On Earth Day we celebrated the health and ecological benefits of environmental protections, but the financial benefits of prudent environmental regulation is too often overlooked. New York is currently reaping the economic benefits of environmental policies implemented decades ago. Improved regional water and air quality have created thousands of local jobs and resulted in billions of dollars in economic activity and tax revenue. The New York real estate community in particular has been a beneficiary and should continue to encourage such progress.
In New York City, our air quality has improved to the point that urban dwellers need not escape to the countryside to catch a good breath. Improved regional air quality has led to the proliferation of greener outdoor spaces—whether a park, plaza or terrace—which are producing millions of dollars in added value and tax revenue. New outdoor spaces in New York City have had a profound and measurable economic impact.
At the Durst Organization, I led the effort to convert unused rooftops and setbacks into greenroofs and outdoor terraces. The result has been significant rent premiums and reduced vacancy “down-time” opportunity costs for the office square footage connected to such outdoor spaces. Hundreds of thousands of square feet of our commercial real estate portfolio were leased this past year thanks to the transformation of our setbacks and rooftops. In fact, several recent multimillion- dollar lease deals in our portfolio were signed only because of the outdoor terraces. A number of additional multimillion-dollar lease transactions in our pipeline are also contingent upon the availability of outdoor terrace space. Based on this success, we are now in the process of activating more rooftops, including a $20 million investment to create a rooftop pavilion at 1155 Avenue of the Americas.

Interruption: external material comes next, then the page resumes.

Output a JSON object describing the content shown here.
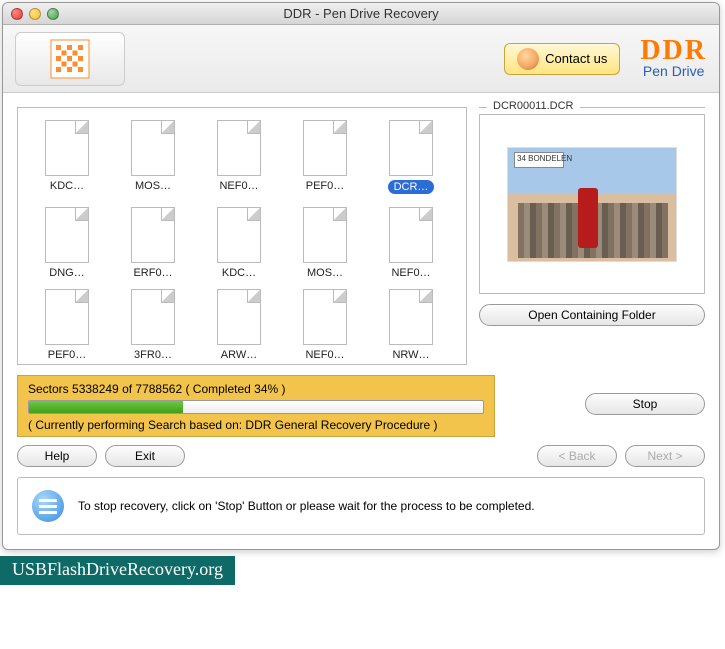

It’s hard to believe today, but commercial building roofs and setbacks were previously typically left as blacktop, which often decreased the value of adjacent office space while contributing to runoff pollution and the urban heat island effect. Years ago the idea of activating commercial building setbacks was often met with blank stares (“tenants are not interested” or “too much of a hassle”).
At the Durst Organization, we worked hard to cultivate the nascent interest among tenants for outdoor space. We invested significant sums of money in outdoor spaces, from marketing materials, design, plantings to structural reinforcement. These investments have had the desired effect of stimulating demand for such spaces. Other landlords are now on the bandwagon as well. Unlike years ago, today the industry newspapers are full of advertisements promoting newly available outdoor terrace space for office tenants.
But the truth is the environmentalists deserve credit for the current outdoor space trend. Without cleaner air, tenants and residents would be less interested in outdoor terraces.
Without cleaner air, New York City would be less attractive to visitors as well. New York City’s thriving tourism industry, with over 60 million annual visitors, in part owes its success to the region’s cleaner air. As New York City’s retail and hospitality segments depend upon tourism, these sectors too should thank the environmentalists for making New York more attractive.
No doubt many challenges remain. Air pollution and smog are much improved from decades ago, but still there are some days when pollution levels exceed federal air quality standards. The Hudson River was once swimmable with scores of public beaches and a thriving fishing industry. The beaches are now mostly closed, and the fishing industry is long gone due to pollution. Photos from the 1950s of children swimming at Nyack Beach State Park in the Hudson Valley feel otherworldly.
Cleaner air and water help make New York great. The proliferation of outdoor spaces improves the quality of life for New York residents and the productivity of its workforce. Such improvements also make our region more attractive for visitors, investment and talent. The question today is, Will we continue to reap the economic and health benefits of improvements to our environment or will we weaken our regulations and jeopardize decades of progress?
David Neil is a principal at the Durst Organization.